This meaning is lost to us now, but centuries ago, the word “legend” referred to the life story of a saint. Legends were to be read in religious services, to celebrate the example set by the holiest of believers, the divinely chosen. But if we are used to thinking of heroes and their miracles as fixed in the past, we are in no way prepared to recognize a legend unfolding before our eyes.
That’s where TikTok comes in handy. The video-based social app hosts all kinds of pretenders to legendary status — husky-voiced hustle bros, cringe rappers, self-styled witches and, of course, “Sexy Willy Wonka” — and you’re free to follow as many of these false prophets as you wish. (In fact, the algorithm has probably foisted a couple of them on you already.) However, the true and rightful king of the platform arrived there just a few short weeks ago, on Monday, November 23, whereupon it was immediately hailed as the thing that would “save 2020.”
Behold… the spherical egg.
This stunningly round egg and its dedicated accounts belong to four students enrolled at Kenyon College, a small liberal arts school in Ohio, who are currently living together in South Carolina and pursuing their studies remotely. As the Kenyon Collegian reports, a junior named Konrad Christian was the housemate who discovered the oddity when he set out to make scrambled eggs. He and his friends quickly recognized it as a valuable rarity and have committed to preserving its unusual form. Allegedly, spherical chicken eggs are one in a billion.
After all we’ve been through this year, the isolation, upheaval, election chaos and still-rising tide of preventable deaths, why put all our hopes in a single unlikely egg? Conventional wisdom warns against this kind of foolishness. Maybe, though, the fragility of the spherical egg is what gives it such immense power and spiritual depth. A residence full of college boys would seem the least safe place for this delicate artifact, yet the lads lovingly tend to its shell with mineral oil and enshrine it on a protective throne made from toilet paper tubes and a Solo cup. In the midst of chaos, the egg not only survives — it thrives. Which means that humankind, too, can weather the fiercest storm. Even unfertilized, an egg represents potential, the energy to carry onward.
“The egg is doing great!” the egg’s PR team tells me in a Twitter DM when I ask about their cherished prize, adding that the coat of oil “is supposed to keep it fresh for up to nine months.”
Of course, not everyone is prepared to accept the blessings of the spherical egg. Skeptical TikTok users continue to argue that it’s only a ping pong ball, despite a number of visual proofs to the contrary: It’s bigger, it doesn’t float and its organic interior can be seen in detail when you shine an iPhone’s flashlight through it. Apart from hating for hate’s sake, or as a casual troll, this disbelief must be down to a collective reluctance to accept the beautiful and pure into our timeline. We do not deserve an extraordinary egg, so we invent a narrative to deny the object.
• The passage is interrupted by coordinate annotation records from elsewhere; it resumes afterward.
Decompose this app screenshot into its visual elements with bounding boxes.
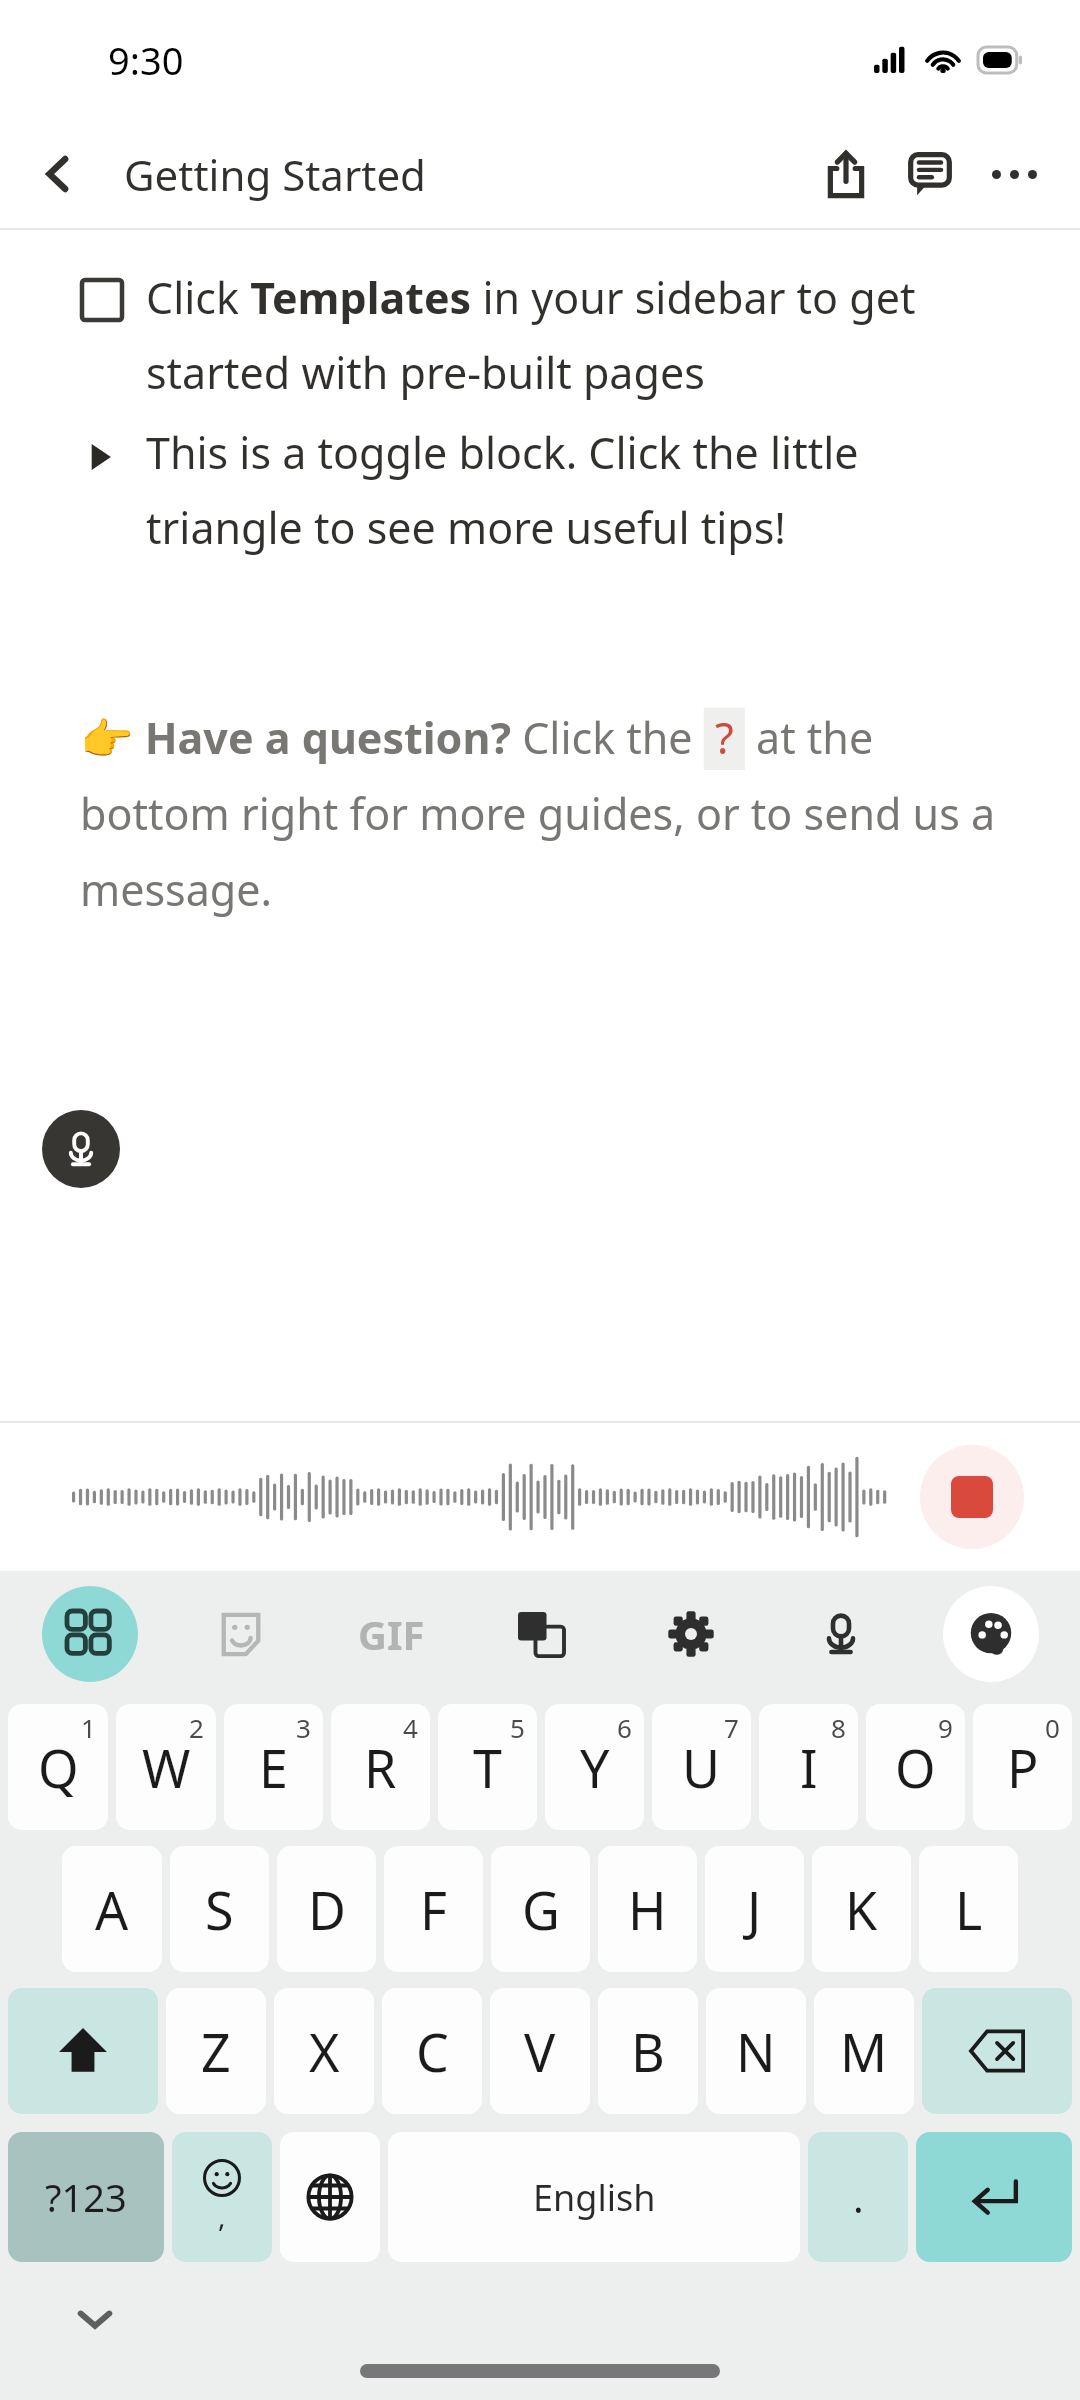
button[interactable]: M: [814, 1988, 914, 2114]
staticText: ?123: [45, 2171, 127, 2223]
staticText: 9: [938, 1710, 953, 1745]
button[interactable]: U: [652, 1704, 751, 1830]
button[interactable]: ?123: [8, 2132, 164, 2262]
staticText: S: [205, 1874, 234, 1945]
button[interactable]: E: [224, 1704, 323, 1830]
button[interactable]: V: [490, 1988, 590, 2114]
staticText: 4: [403, 1710, 418, 1745]
button[interactable]: Change language: [280, 2132, 380, 2262]
button[interactable]: Hide keyboard: [62, 2286, 128, 2352]
staticText: L: [955, 1874, 983, 1945]
button[interactable]: Share: [804, 132, 888, 216]
staticText: A: [95, 1874, 129, 1945]
button[interactable]: W: [116, 1704, 216, 1830]
staticText: 3: [296, 1710, 311, 1745]
button[interactable]: Click Templates in your sidebar to get s…: [82, 268, 1010, 401]
staticText: K: [845, 1874, 878, 1945]
button[interactable]: P: [973, 1704, 1072, 1830]
staticText: 👉 Have a question? Click the ? at the bo…: [80, 708, 1016, 918]
staticText: Y: [580, 1732, 610, 1803]
button[interactable]: D: [277, 1846, 376, 1972]
button[interactable]: L: [919, 1846, 1018, 1972]
button[interactable]: G: [491, 1846, 590, 1972]
staticText: G: [522, 1874, 560, 1945]
button[interactable]: Theme: [916, 1571, 1066, 1696]
staticText: 9:30: [108, 34, 184, 86]
staticText: R: [364, 1732, 397, 1803]
staticText: N: [736, 2016, 776, 2087]
staticText: E: [259, 1732, 288, 1803]
button[interactable]: R: [331, 1704, 430, 1830]
button[interactable]: GIF: [316, 1571, 466, 1696]
button[interactable]: H: [598, 1846, 697, 1972]
staticText: J: [747, 1874, 762, 1945]
staticText: 8: [831, 1710, 846, 1745]
staticText: Click Templates in your sidebar to get s…: [146, 268, 1010, 401]
button[interactable]: S: [170, 1846, 269, 1972]
button[interactable]: Backspace: [922, 1988, 1072, 2114]
staticText: V: [524, 2016, 556, 2087]
button[interactable]: Comments: [888, 132, 972, 216]
button[interactable]: X: [274, 1988, 374, 2114]
staticText: 7: [724, 1710, 739, 1745]
button[interactable]: Stickers: [165, 1571, 316, 1696]
button[interactable]: N: [706, 1988, 806, 2114]
staticText: English: [533, 2173, 656, 2222]
button[interactable]: O: [866, 1704, 965, 1830]
staticText: ,: [218, 2197, 226, 2235]
button[interactable]: Y: [545, 1704, 644, 1830]
staticText: I: [800, 1732, 818, 1803]
staticText: 5: [510, 1710, 525, 1745]
button[interactable]: I: [759, 1704, 858, 1830]
button[interactable]: Voice input: [42, 1110, 120, 1188]
staticText: D: [308, 1874, 346, 1945]
button[interactable]: More options: [972, 132, 1056, 216]
button[interactable]: F: [384, 1846, 483, 1972]
button[interactable]: Voice typing: [766, 1571, 916, 1696]
button[interactable]: Settings: [616, 1571, 766, 1696]
button[interactable]: Enter: [916, 2132, 1072, 2262]
staticText: 1: [81, 1710, 96, 1745]
staticText: B: [631, 2016, 665, 2087]
button[interactable]: Apps: [14, 1571, 165, 1696]
button[interactable]: K: [812, 1846, 911, 1972]
button[interactable]: J: [705, 1846, 804, 1972]
staticText: Q: [38, 1732, 79, 1803]
button[interactable]: Stop recording: [920, 1445, 1024, 1549]
button[interactable]: Q: [8, 1704, 108, 1830]
staticText: .: [853, 2170, 864, 2224]
staticText: This is a toggle block. Click the little…: [146, 423, 1010, 556]
button[interactable]: Emoji: [172, 2132, 272, 2262]
staticText: 2: [189, 1710, 204, 1745]
button[interactable]: Shift: [8, 1988, 158, 2114]
button[interactable]: T: [438, 1704, 537, 1830]
button[interactable]: C: [382, 1988, 482, 2114]
button[interactable]: Z: [166, 1988, 266, 2114]
staticText: T: [473, 1732, 502, 1803]
staticText: GIF: [358, 1607, 425, 1661]
staticText: X: [309, 2016, 340, 2087]
staticText: Getting Started: [124, 146, 426, 203]
staticText: U: [682, 1732, 721, 1803]
button[interactable]: .: [808, 2132, 908, 2262]
button[interactable]: Back: [28, 143, 90, 205]
staticText: H: [628, 1874, 667, 1945]
staticText: F: [420, 1874, 447, 1945]
button[interactable]: A: [62, 1846, 162, 1972]
staticText: Z: [201, 2016, 231, 2087]
staticText: C: [416, 2016, 449, 2087]
staticText: P: [1007, 1732, 1039, 1803]
staticText: W: [142, 1732, 191, 1803]
button[interactable]: B: [598, 1988, 698, 2114]
staticText: 6: [617, 1710, 632, 1745]
button[interactable]: Translate: [466, 1571, 616, 1696]
staticText: O: [895, 1732, 936, 1803]
staticText: 0: [1045, 1710, 1060, 1745]
staticText: M: [840, 2016, 888, 2087]
button[interactable]: English: [388, 2132, 800, 2262]
button[interactable]: This is a toggle block. Click the little…: [82, 423, 1010, 556]
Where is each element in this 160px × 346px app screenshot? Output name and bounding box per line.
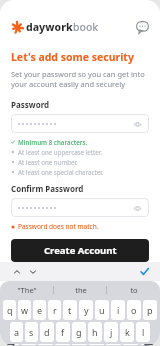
staticText: k xyxy=(125,326,130,338)
button[interactable]: Backspace xyxy=(141,344,158,345)
button[interactable]: Show password xyxy=(132,119,142,129)
staticText: f xyxy=(61,326,65,338)
button[interactable]: Done xyxy=(138,265,151,278)
staticText: g xyxy=(76,326,82,338)
staticText: Password xyxy=(11,99,50,110)
button[interactable]: the xyxy=(54,281,107,299)
button[interactable]: Next field xyxy=(26,265,39,278)
button[interactable]: Shift xyxy=(2,344,19,345)
staticText: a xyxy=(14,326,20,338)
button[interactable]: Show password xyxy=(11,114,149,133)
button[interactable]: f xyxy=(56,322,70,342)
staticText: Password does not match. xyxy=(18,222,99,231)
button[interactable]: Previous field xyxy=(10,265,23,278)
button[interactable]: s xyxy=(25,322,38,342)
button[interactable]: h xyxy=(88,322,102,342)
staticText: h xyxy=(92,326,98,338)
staticText: u xyxy=(99,304,105,316)
button[interactable]: Show password xyxy=(132,203,142,213)
button[interactable]: y xyxy=(79,300,93,320)
staticText: Minimum 8 characters. xyxy=(18,138,88,146)
staticText: i xyxy=(117,304,120,316)
button[interactable]: l xyxy=(136,322,150,342)
button[interactable]: w xyxy=(18,300,31,320)
staticText: daywork xyxy=(26,20,73,34)
staticText: r xyxy=(53,304,57,316)
staticText: the xyxy=(75,285,87,295)
staticText: j xyxy=(110,326,113,338)
button[interactable]: "The" xyxy=(0,281,54,299)
staticText: t xyxy=(68,304,72,316)
staticText: Let's add some security xyxy=(11,50,134,64)
button[interactable]: q xyxy=(3,300,16,320)
staticText: q xyxy=(7,304,13,316)
staticText: to xyxy=(130,285,138,295)
button[interactable]: Support chat xyxy=(134,19,150,35)
button[interactable]: a xyxy=(10,322,23,342)
staticText: At least one special character. xyxy=(18,168,104,176)
staticText: book xyxy=(73,20,99,34)
button[interactable]: k xyxy=(120,322,134,342)
button[interactable]: j xyxy=(104,322,118,342)
button[interactable]: t xyxy=(63,300,77,320)
staticText: Confirm Password xyxy=(11,183,84,194)
button[interactable]: r xyxy=(48,300,61,320)
button[interactable]: i xyxy=(111,300,125,320)
staticText: Set your password so you can get into yo… xyxy=(11,69,145,89)
staticText: Create Account xyxy=(44,244,117,257)
button[interactable]: g xyxy=(72,322,86,342)
button[interactable]: o xyxy=(127,300,141,320)
staticText: w xyxy=(21,304,29,316)
staticText: y xyxy=(84,304,89,316)
staticText: s xyxy=(29,326,34,338)
staticText: At least one uppercase letter. xyxy=(18,148,102,156)
staticText: l xyxy=(142,326,145,338)
button[interactable]: to xyxy=(107,281,160,299)
button[interactable]: u xyxy=(95,300,109,320)
staticText: "The" xyxy=(17,285,37,295)
button[interactable]: p xyxy=(143,300,157,320)
staticText: e xyxy=(37,304,43,316)
button[interactable]: Create Account xyxy=(11,239,149,262)
button[interactable]: e xyxy=(33,300,46,320)
staticText: o xyxy=(131,304,137,316)
staticText: p xyxy=(147,304,153,316)
button[interactable]: d xyxy=(40,322,54,342)
button[interactable]: Show password xyxy=(11,198,149,217)
staticText: At least one number. xyxy=(18,158,78,166)
staticText: d xyxy=(44,326,50,338)
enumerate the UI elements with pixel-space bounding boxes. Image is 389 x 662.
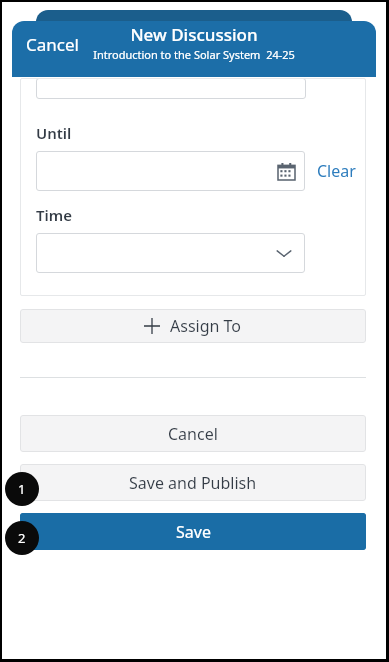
staticText: Assign To [170, 315, 242, 337]
staticText: 2 [18, 529, 26, 547]
staticText: Clear [317, 160, 356, 182]
staticText: Cancel [168, 423, 218, 445]
staticText: Time [36, 205, 72, 225]
button[interactable]: Save [20, 513, 366, 550]
staticText: 1 [18, 480, 26, 498]
button[interactable]: Clear [317, 160, 356, 182]
staticText: Cancel [26, 33, 79, 56]
staticText: New Discussion [130, 23, 258, 46]
button[interactable]: Save and Publish [20, 464, 366, 501]
button[interactable]: Pick date [36, 151, 305, 191]
button[interactable] [36, 233, 305, 273]
staticText: Introduction to the Solar System 24-25 [93, 47, 295, 62]
button[interactable]: Assign To [20, 309, 366, 343]
staticText: Until [36, 123, 72, 143]
staticText: Save and Publish [129, 472, 257, 494]
staticText: Save [176, 521, 211, 543]
button[interactable]: Pick date [278, 163, 295, 180]
button[interactable]: Cancel [22, 31, 83, 58]
button[interactable] [36, 78, 306, 99]
button[interactable]: Cancel [20, 415, 366, 452]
“We think that when you have a one-in-a-billion find, haters are inevitable,” the egg’s four caretakers acknowledge via DM, “but it’s nice to see plenty of fans in the comments section sticking up for the egg and its sphericalness.” Indeed, the fans outweigh the naysayers.
What the critics must not realize is that all bird egg shapes are something of a riddle; the regular, elliptical chicken egg is an outlier among those produced by all avian species, and there’s evidence that a species’ eggs being pointier or rounder is an “incidental consequence” of how their bodies have (or haven’t) evolved for flight. Or, to put it in philosophical terms, they have their shape because that’s the shape they are. The egg is always a cosmic proposition.
And while we’ll never know whether the chicken or the egg came first, we can say with certainty that this legend of an egg — this perfect little moon-like ovum — was laid by one very special chicken, a creature totally oblivious to the havoc of 2020, doing what came naturally. The egg itself has come to achieve that implausible serenity, a spotless orb that rolls toward the infinite.
“The egg was discovered in Myrtle Beach, South Carolina, but it will be spending the holidays in Chester, New Jersey,” its owners inform me. “We have a couple TikTok ideas for the future, but we are mostly hoping for a safe and cozy holiday season for the egg.” They also express a desire that it “will bring some good luck to the year 2021, considering 2020 was not the luckiest of years.”
In some way, that would be an extension of their sublime fortune in accidentally acquiring it. “We do feel like the egg chose us as its keepers. … Only two out of the four of us actually eat eggs, so it took some convincing to purchase a carton each week. Luckily, this egg was able to overcome adversity and find a group of guys that would appreciate its uniqueness.”
“As for what’s inside,” they go on, “it’s a mystery. We thought shining a light underneath the egg would give us an idea of what lies within, but to this day, it is still unclear. We believe whatever is inside must be as amazing as the one-in-a-billion exterior.”
As ever, some truths must stay beyond the horizon of understanding, lest we forget the limits of tiny organisms floating in a vast universe. Look to the egg, for the egg does not question — it simply is. And we marvel at it as people bound by a story, the legend of an egg not like the others. We hold history in our hands.